Please refer to the documentation for more details.
It can be seen that the use experience of EdgeDB in daily development is very simple and violent, because the client library and command line tools are produced by our own, so we save everything for developers, and the consistency is very high. For example, you won’t even realize that TLS is enabled because EdgeDB Server will automatically create the development certificate, and CLI will remember the trusted certificate, so the client library can connect to the Server without any intervention from the developer. Future hosted EdgeDB cloud instances will experience the same.
conclusion
As can be seen from the system architecture, the current focus of EdgeDB lies in:
- EdgeQL, the theoretical successor to SQL
- Single database efficiency, as a basic database, first serve most small and medium-sized application scenarios
- Development experience and work efficiency, for the use of “cool” to do a lot of work
- Cloud ecosystem adaptation has potential as a Serverless database
However, EdgeDB has nothing to do with NewSQL, and currently offers no additional support for horizontal scaling, other than positioning itself as a new basic general-purpose OLTP database. Sure, you can provide your own scalable PostgreSQL backend, and EdgeDB has built-in support for some degree of high availability, as well as read-only copies, but that’s not the current focus of EdgeDB. If the EdgeDB Server itself becomes a system bottleneck, add two more instances of the EdgeDB Server to the same PostgreSQL back end.
However, EdgeDB is positioned more towards a basic database like PostgreSQL, which can be played on, but the general database itself tends to have a solid foundation first.

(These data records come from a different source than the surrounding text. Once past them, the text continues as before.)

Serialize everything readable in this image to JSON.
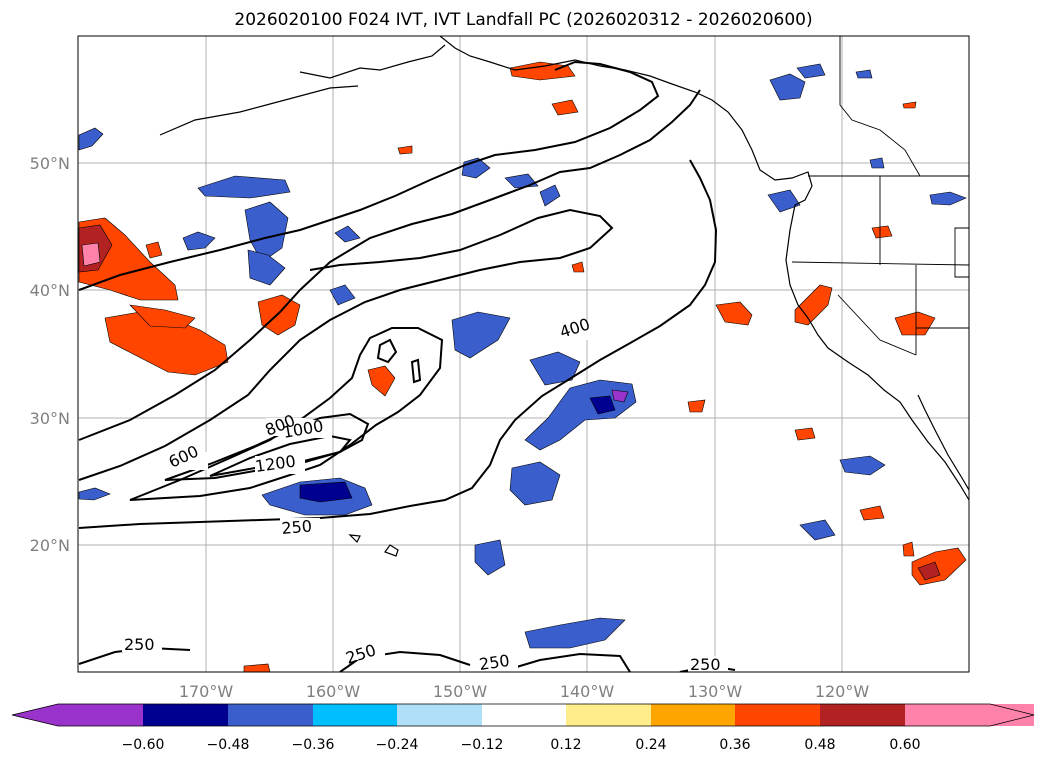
{
  "title": "2026020100 F024 IVT, IVT Landfall PC (2026020312 - 2026020600)",
  "lat_labels": [
    "50°N",
    "40°N",
    "30°N",
    "20°N"
  ],
  "lon_labels": [
    "170°W",
    "160°W",
    "150°W",
    "140°W",
    "130°W",
    "120°W"
  ],
  "contour_labels": [
    "400",
    "600",
    "800",
    "1000",
    "1200",
    "250",
    "250",
    "250",
    "250",
    "250"
  ],
  "colorbar": {
    "colors": [
      "#9a33cc",
      "#000090",
      "#3a5fcd",
      "#00bfff",
      "#afe0f8",
      "#ffffff",
      "#ffec8b",
      "#ffa500",
      "#ff4500",
      "#b22222",
      "#ff82ab"
    ],
    "tick_labels": [
      "−0.60",
      "−0.48",
      "−0.36",
      "−0.24",
      "−0.12",
      "0.12",
      "0.24",
      "0.36",
      "0.48",
      "0.60"
    ]
  }
}
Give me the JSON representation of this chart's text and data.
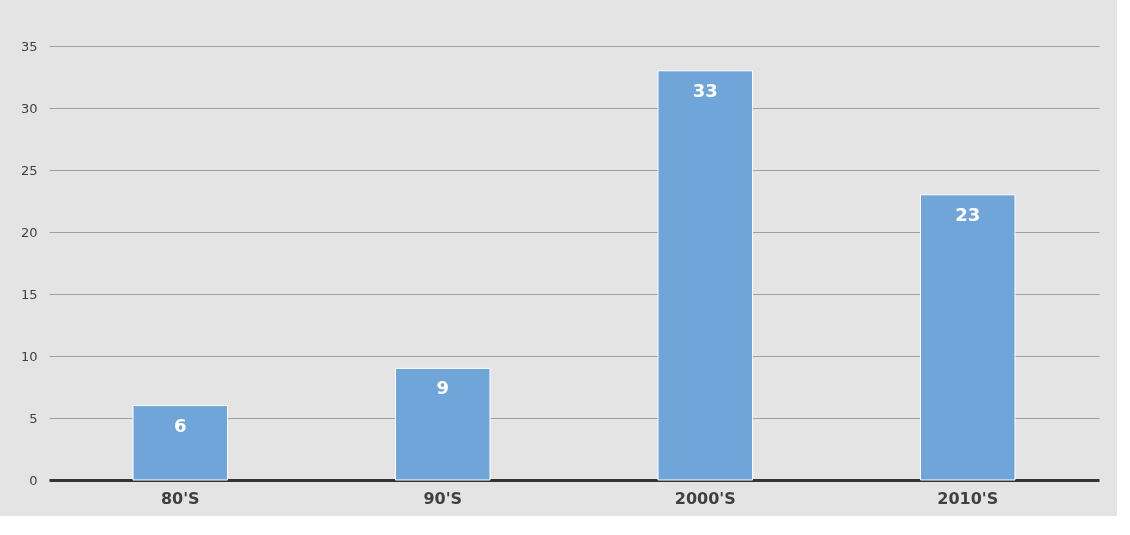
{
  "chart_data": {
    "type": "bar",
    "categories": [
      "80'S",
      "90'S",
      "2000'S",
      "2010'S"
    ],
    "values": [
      6,
      9,
      33,
      23
    ],
    "color": "#6fa5d9",
    "ylim": [
      0,
      35
    ],
    "yticks": [
      0,
      5,
      10,
      15,
      20,
      25,
      30,
      35
    ],
    "grid": "y",
    "data_labels": true
  }
}
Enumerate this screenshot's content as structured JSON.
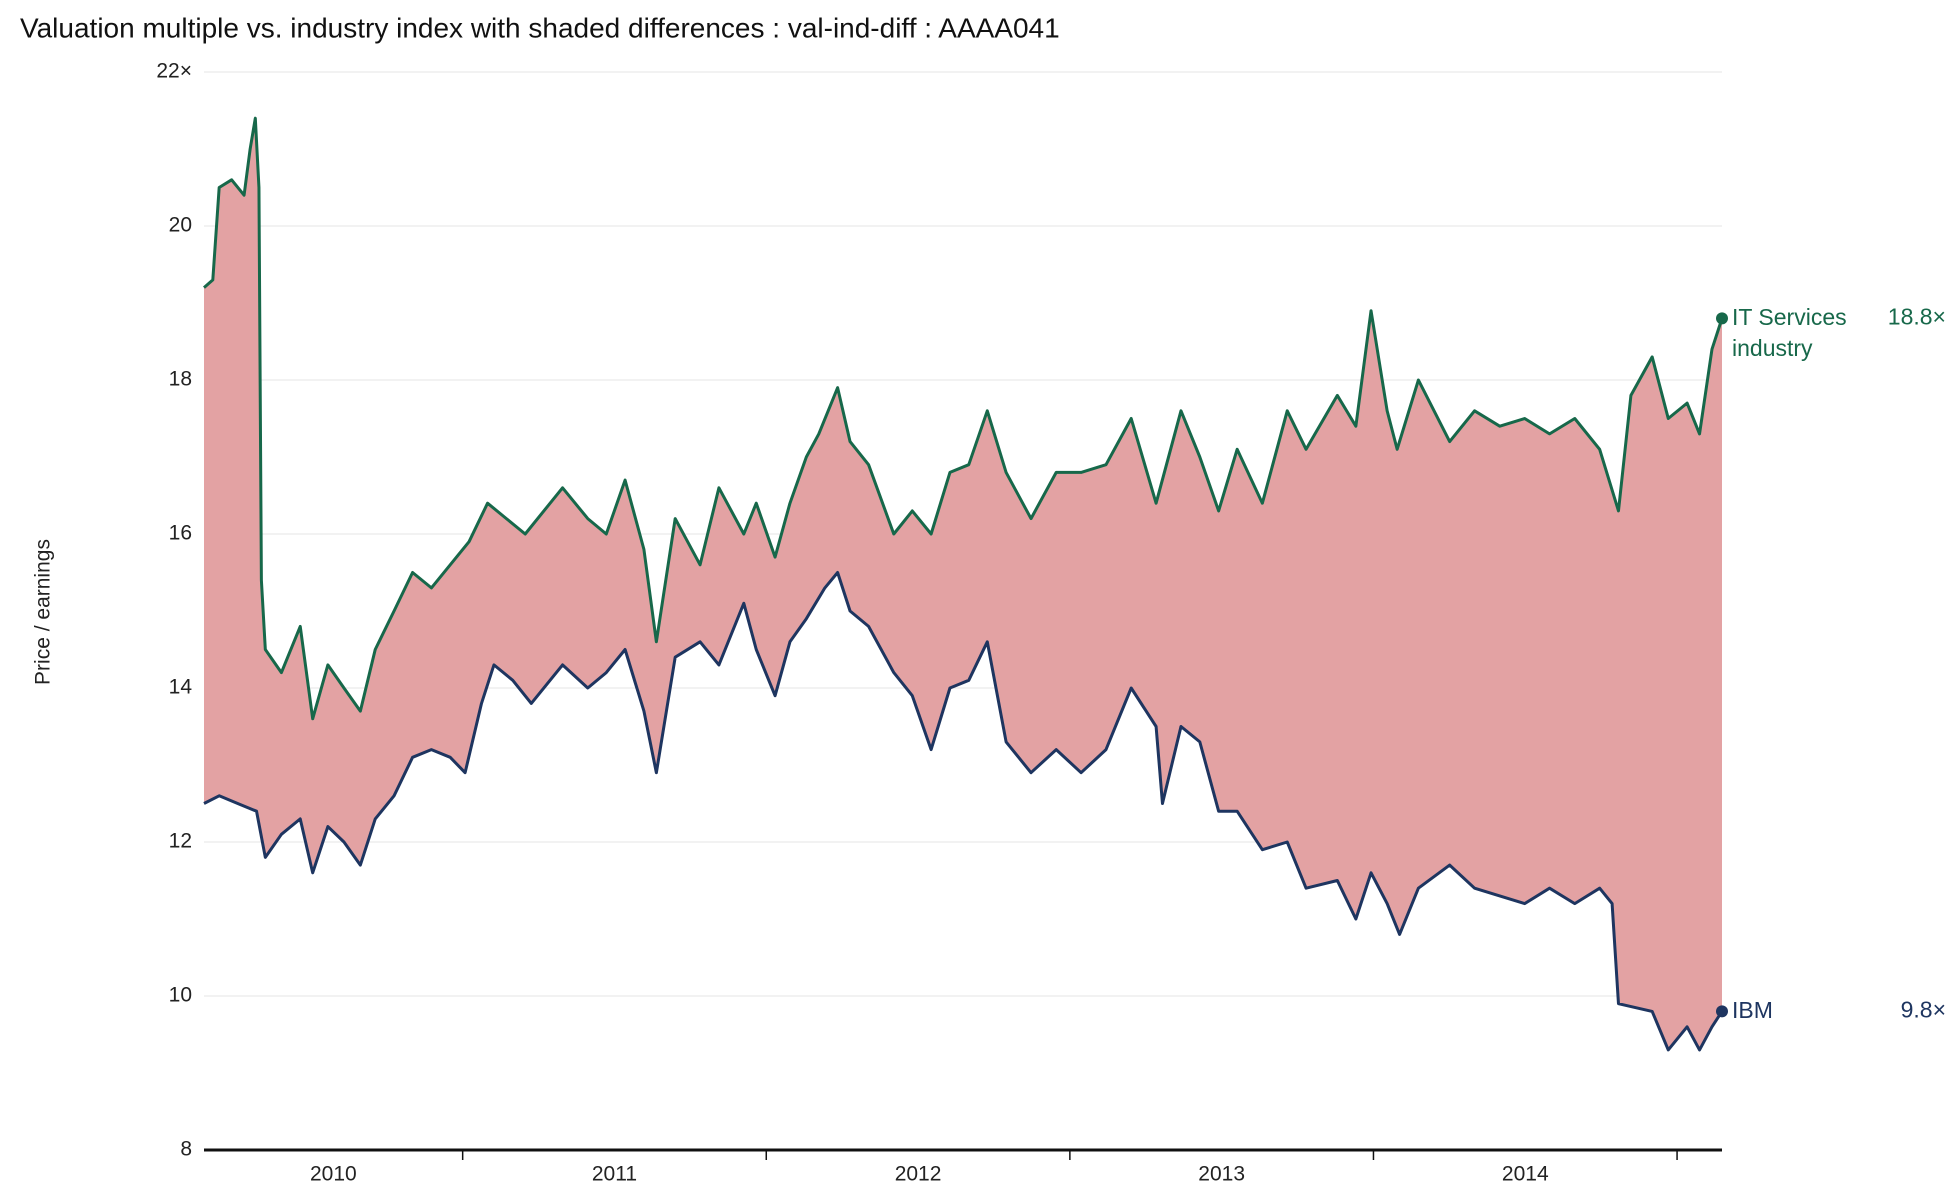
{
  "chart_data": {
    "type": "line",
    "title": "Valuation multiple vs. industry index  with shaded differences : val-ind-diff : AAAA041",
    "y_label": "Price / earnings",
    "xlim": [
      2010.148,
      2015.148
    ],
    "xticks": [
      2011,
      2012,
      2013,
      2014,
      2015
    ],
    "xtick_labels": [
      {
        "value": 2010.574,
        "label": "2010"
      },
      {
        "value": 2011.5,
        "label": "2011"
      },
      {
        "value": 2012.5,
        "label": "2012"
      },
      {
        "value": 2013.5,
        "label": "2013"
      },
      {
        "value": 2014.5,
        "label": "2014"
      }
    ],
    "ylim": [
      8,
      22
    ],
    "yticks": [
      8,
      10,
      12,
      14,
      16,
      18,
      20,
      {
        "value": 22,
        "label": "22×"
      }
    ],
    "grid": true,
    "shade_color": "#e3a2a3",
    "series": [
      {
        "name": "IT Services industry",
        "color": "#17684a",
        "last_value_label": "18.8×",
        "x": [
          2010.148,
          2010.177,
          2010.198,
          2010.239,
          2010.28,
          2010.3,
          2010.317,
          2010.329,
          2010.337,
          2010.35,
          2010.403,
          2010.465,
          2010.506,
          2010.556,
          2010.609,
          2010.663,
          2010.712,
          2010.774,
          2010.835,
          2010.897,
          2010.959,
          2011.021,
          2011.082,
          2011.144,
          2011.206,
          2011.329,
          2011.412,
          2011.473,
          2011.535,
          2011.597,
          2011.638,
          2011.7,
          2011.782,
          2011.844,
          2011.926,
          2011.967,
          2012.029,
          2012.078,
          2012.132,
          2012.173,
          2012.235,
          2012.276,
          2012.337,
          2012.42,
          2012.481,
          2012.543,
          2012.605,
          2012.667,
          2012.728,
          2012.79,
          2012.872,
          2012.955,
          2013.037,
          2013.119,
          2013.202,
          2013.284,
          2013.366,
          2013.428,
          2013.49,
          2013.551,
          2013.634,
          2013.716,
          2013.778,
          2013.881,
          2013.942,
          2013.992,
          2014.045,
          2014.078,
          2014.148,
          2014.251,
          2014.333,
          2014.416,
          2014.498,
          2014.58,
          2014.663,
          2014.745,
          2014.807,
          2014.848,
          2014.918,
          2014.971,
          2015.033,
          2015.074,
          2015.115,
          2015.148
        ],
        "values": [
          19.2,
          19.3,
          20.5,
          20.6,
          20.4,
          21.0,
          21.4,
          20.5,
          15.4,
          14.5,
          14.2,
          14.8,
          13.6,
          14.3,
          14.0,
          13.7,
          14.5,
          15.0,
          15.5,
          15.3,
          15.6,
          15.9,
          16.4,
          16.2,
          16.0,
          16.6,
          16.2,
          16.0,
          16.7,
          15.8,
          14.6,
          16.2,
          15.6,
          16.6,
          16.0,
          16.4,
          15.7,
          16.4,
          17.0,
          17.3,
          17.9,
          17.2,
          16.9,
          16.0,
          16.3,
          16.0,
          16.8,
          16.9,
          17.6,
          16.8,
          16.2,
          16.8,
          16.8,
          16.9,
          17.5,
          16.4,
          17.6,
          17.0,
          16.3,
          17.1,
          16.4,
          17.6,
          17.1,
          17.8,
          17.4,
          18.9,
          17.6,
          17.1,
          18.0,
          17.2,
          17.6,
          17.4,
          17.5,
          17.3,
          17.5,
          17.1,
          16.3,
          17.8,
          18.3,
          17.5,
          17.7,
          17.3,
          18.4,
          18.8
        ]
      },
      {
        "name": "IBM",
        "color": "#1e3560",
        "last_value_label": "9.8×",
        "x": [
          2010.148,
          2010.198,
          2010.259,
          2010.321,
          2010.35,
          2010.403,
          2010.465,
          2010.506,
          2010.556,
          2010.609,
          2010.663,
          2010.712,
          2010.774,
          2010.835,
          2010.897,
          2010.959,
          2011.008,
          2011.062,
          2011.103,
          2011.165,
          2011.226,
          2011.329,
          2011.412,
          2011.473,
          2011.535,
          2011.597,
          2011.638,
          2011.7,
          2011.782,
          2011.844,
          2011.926,
          2011.967,
          2012.029,
          2012.078,
          2012.132,
          2012.193,
          2012.235,
          2012.276,
          2012.337,
          2012.42,
          2012.481,
          2012.543,
          2012.605,
          2012.667,
          2012.728,
          2012.79,
          2012.872,
          2012.955,
          2013.037,
          2013.119,
          2013.202,
          2013.284,
          2013.305,
          2013.366,
          2013.428,
          2013.49,
          2013.551,
          2013.634,
          2013.716,
          2013.778,
          2013.881,
          2013.942,
          2013.992,
          2014.045,
          2014.086,
          2014.148,
          2014.251,
          2014.333,
          2014.416,
          2014.498,
          2014.58,
          2014.663,
          2014.745,
          2014.786,
          2014.807,
          2014.918,
          2014.971,
          2015.033,
          2015.074,
          2015.115,
          2015.148
        ],
        "values": [
          12.5,
          12.6,
          12.5,
          12.4,
          11.8,
          12.1,
          12.3,
          11.6,
          12.2,
          12.0,
          11.7,
          12.3,
          12.6,
          13.1,
          13.2,
          13.1,
          12.9,
          13.8,
          14.3,
          14.1,
          13.8,
          14.3,
          14.0,
          14.2,
          14.5,
          13.7,
          12.9,
          14.4,
          14.6,
          14.3,
          15.1,
          14.5,
          13.9,
          14.6,
          14.9,
          15.3,
          15.5,
          15.0,
          14.8,
          14.2,
          13.9,
          13.2,
          14.0,
          14.1,
          14.6,
          13.3,
          12.9,
          13.2,
          12.9,
          13.2,
          14.0,
          13.5,
          12.5,
          13.5,
          13.3,
          12.4,
          12.4,
          11.9,
          12.0,
          11.4,
          11.5,
          11.0,
          11.6,
          11.2,
          10.8,
          11.4,
          11.7,
          11.4,
          11.3,
          11.2,
          11.4,
          11.2,
          11.4,
          11.2,
          9.9,
          9.8,
          9.3,
          9.6,
          9.3,
          9.6,
          9.8
        ]
      }
    ]
  }
}
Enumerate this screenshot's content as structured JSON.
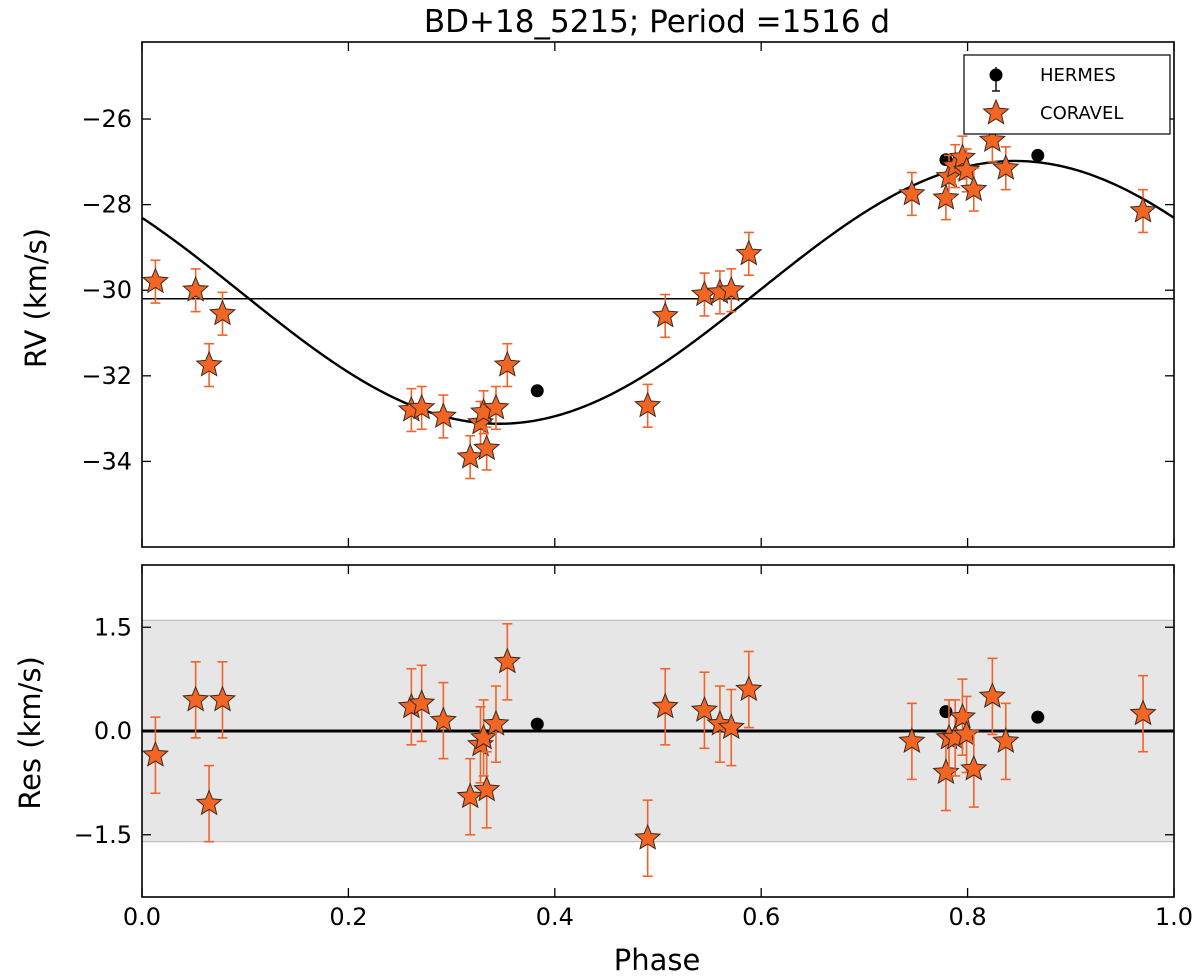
{
  "chart_data": {
    "type": "scatter",
    "title": "BD+18_5215; Period =1516 d",
    "xlabel": "Phase",
    "xlim": [
      0.0,
      1.0
    ],
    "xticks": [
      0.0,
      0.2,
      0.4,
      0.6,
      0.8,
      1.0
    ],
    "xtick_labels": [
      "0.0",
      "0.2",
      "0.4",
      "0.6",
      "0.8",
      "1.0"
    ],
    "legend": {
      "position": "top-right",
      "entries": [
        {
          "label": "HERMES",
          "marker": "circle",
          "color": "#000000"
        },
        {
          "label": "CORAVEL",
          "marker": "star",
          "color": "#f26522"
        }
      ]
    },
    "rv_panel": {
      "ylabel": "RV (km/s)",
      "ylim": [
        -36,
        -24.2
      ],
      "yticks": [
        -34,
        -32,
        -30,
        -28,
        -26
      ],
      "ytick_labels": [
        "−34",
        "−32",
        "−30",
        "−28",
        "−26"
      ],
      "systemic_velocity": -30.2,
      "orbit_model": {
        "gamma": -30.05,
        "amplitude": 3.07,
        "phase_of_max": 0.846
      },
      "series": [
        {
          "name": "HERMES",
          "x": [
            0.383,
            0.779,
            0.868
          ],
          "y": [
            -32.35,
            -26.95,
            -26.85
          ]
        },
        {
          "name": "CORAVEL",
          "error": 0.5,
          "x": [
            0.013,
            0.052,
            0.065,
            0.078,
            0.261,
            0.271,
            0.292,
            0.318,
            0.328,
            0.331,
            0.334,
            0.343,
            0.354,
            0.49,
            0.507,
            0.545,
            0.56,
            0.571,
            0.588,
            0.746,
            0.779,
            0.782,
            0.788,
            0.795,
            0.799,
            0.806,
            0.824,
            0.837,
            0.97
          ],
          "y": [
            -29.8,
            -30.0,
            -31.75,
            -30.55,
            -32.8,
            -32.75,
            -32.95,
            -33.9,
            -33.1,
            -32.85,
            -33.7,
            -32.75,
            -31.75,
            -32.7,
            -30.6,
            -30.1,
            -30.05,
            -30.0,
            -29.15,
            -27.75,
            -27.85,
            -27.35,
            -27.1,
            -26.9,
            -27.2,
            -27.65,
            -26.5,
            -27.15,
            -28.15
          ]
        }
      ]
    },
    "residual_panel": {
      "ylabel": "Res (km/s)",
      "ylim": [
        -2.4,
        2.4
      ],
      "yticks": [
        -1.5,
        0.0,
        1.5
      ],
      "ytick_labels": [
        "−1.5",
        "0.0",
        "1.5"
      ],
      "band": [
        -1.6,
        1.6
      ],
      "series": [
        {
          "name": "HERMES",
          "x": [
            0.383,
            0.779,
            0.868
          ],
          "y": [
            0.1,
            0.28,
            0.2
          ]
        },
        {
          "name": "CORAVEL",
          "error": 0.55,
          "x": [
            0.013,
            0.052,
            0.065,
            0.078,
            0.261,
            0.271,
            0.292,
            0.318,
            0.328,
            0.331,
            0.334,
            0.343,
            0.354,
            0.49,
            0.507,
            0.545,
            0.56,
            0.571,
            0.588,
            0.746,
            0.779,
            0.782,
            0.788,
            0.795,
            0.799,
            0.806,
            0.824,
            0.837,
            0.97
          ],
          "y": [
            -0.35,
            0.45,
            -1.05,
            0.45,
            0.35,
            0.4,
            0.15,
            -0.95,
            -0.2,
            -0.1,
            -0.85,
            0.1,
            1.0,
            -1.55,
            0.35,
            0.3,
            0.1,
            0.05,
            0.6,
            -0.15,
            -0.6,
            -0.1,
            -0.1,
            0.2,
            -0.05,
            -0.55,
            0.5,
            -0.15,
            0.25
          ]
        }
      ]
    }
  }
}
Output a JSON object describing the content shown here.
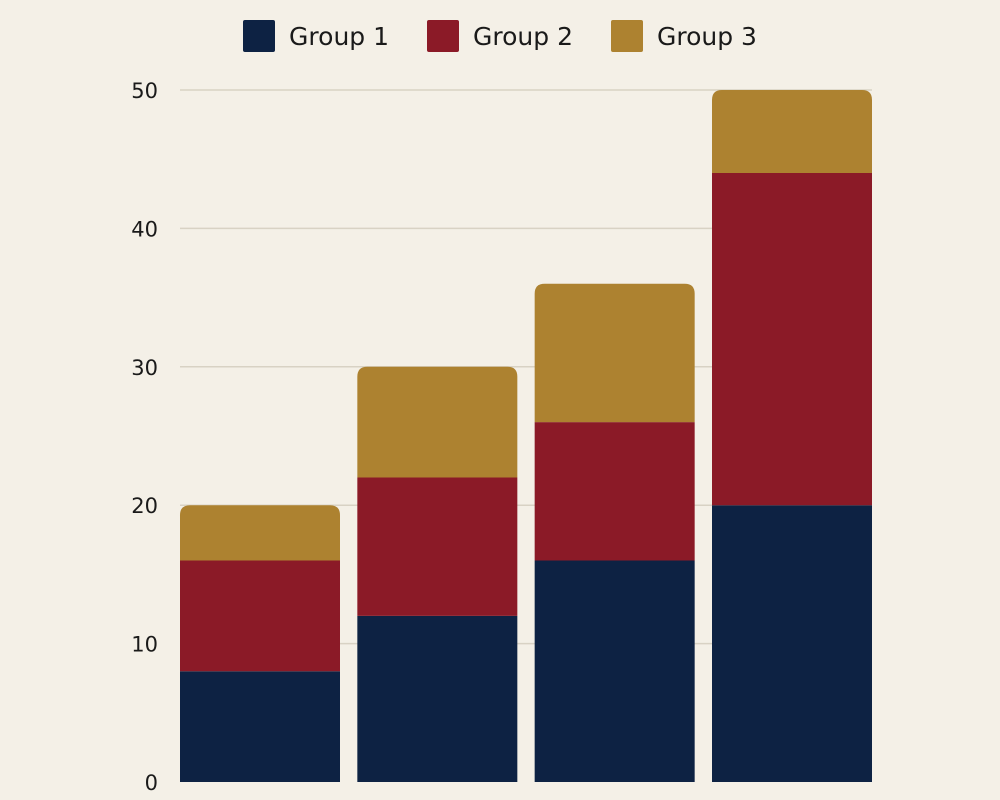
{
  "chart_data": {
    "type": "bar",
    "stacked": true,
    "categories": [
      "",
      "",
      "",
      ""
    ],
    "series": [
      {
        "name": "Group 1",
        "color": "#0d2243",
        "values": [
          8,
          12,
          16,
          20
        ]
      },
      {
        "name": "Group 2",
        "color": "#8b1a27",
        "values": [
          8,
          10,
          10,
          24
        ]
      },
      {
        "name": "Group 3",
        "color": "#ad8230",
        "values": [
          4,
          8,
          10,
          6
        ]
      }
    ],
    "title": "",
    "xlabel": "",
    "ylabel": "",
    "ylim": [
      0,
      50
    ],
    "yticks": [
      "0",
      "10",
      "20",
      "30",
      "40",
      "50"
    ],
    "grid": true,
    "legend_position": "top-center"
  },
  "colors": {
    "background": "#f4f0e7",
    "grid": "#d8d2c4",
    "text": "#1a1a1a"
  }
}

EdgeDB, known as EdgeQL, prioritises developer experience and efficiency while balancing performance, breaking the shackles of many existing technology stacks, such as ORM, Bringing best practices such as declarative Schemas, workflows with migration, and transaction retries to modern application development, it’s a whole new database species.
Welcome to our websiteThe official website,OSCHINA Project home page,Zhihu columnandThe nuggets columnFor more information.